Caroline Henry Art Blog
A comment by Zanderlassen on my last blog got me thinking about the different types of communities in the art world. Ours is essentially a lone if not lonely activity in the creative process, but in a sense it is not complete until it goes into the world.
We, too, being social animals, have a need to go out in the world to feel complete. It is this as much as a desire to promote and improve our art that brings us to groups where we interact with other artists.
I've mentioned in other blogs my activities with the Lodi Community Art Center. Similar groups are scattered among communities everywhere. The LCAC was formed over 50 years ago by a group of local artists who got together to encourage one another and to promote art in the community. By the 1960s they were operating a gallery and putting on an annual open show that received entries from California and other Western States. In the early 1970's they received their current standing as a nonprofit educational corporation with purposes including providing art education and appreciation opportunities to the community as a whole, offering scholarships and other encouragements to the area students, and helping artists to develop
Shown above is the section of the gallery which is devoted to student work provided by classes from the high schools within the community. Notice that younger students are drawn to this exhibit and may elect to take art class in high school because they envision themselves creating and showing such work.

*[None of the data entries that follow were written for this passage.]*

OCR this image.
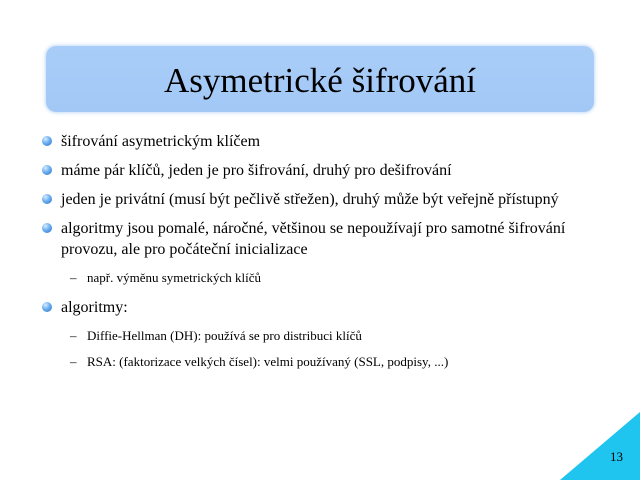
Asymetrické šifrování
šifrování asymetrickým klíčem
máme pár klíčů, jeden je pro šifrování, druhý pro dešifrování
jeden je privátní (musí být pečlivě střežen), druhý může být veřejně přístupný
algoritmy jsou pomalé, náročné, většinou se nepoužívají pro samotné šifrování provozu, ale pro počáteční inicializace
– např. výměnu symetrických klíčů
algoritmy:
– Diffie-Hellman (DH): používá se pro distribuci klíčů
– RSA: (faktorizace velkých čísel): velmi používaný (SSL, podpisy, ...)
13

This gallery is entirely staffed by volunteers, most of whom are local artists. The full gallery is about 900 sq ft, and most of its wall space is member art. We encourage beginners to show as ell as our experienced members who produce high-quality professional work. Because we have an art friendly landlord we were able to afford enough space to have a classroom/studio on the premises which is equally large. Community activities include organizational support to First Friday Art Hops where ten venues show art and have receptions monthly, a free lecture demo by an outstanding artist at the public library each month, and one on one art education as staffing members interact with gallery visitors.
I belong to this group because I enjoy the interaction with other artists, because it supports kids' activities, and because it seeks to build art connections in the community as a whole. Next blog I will talk about some other ways that artists affiliate and the purposes they fill.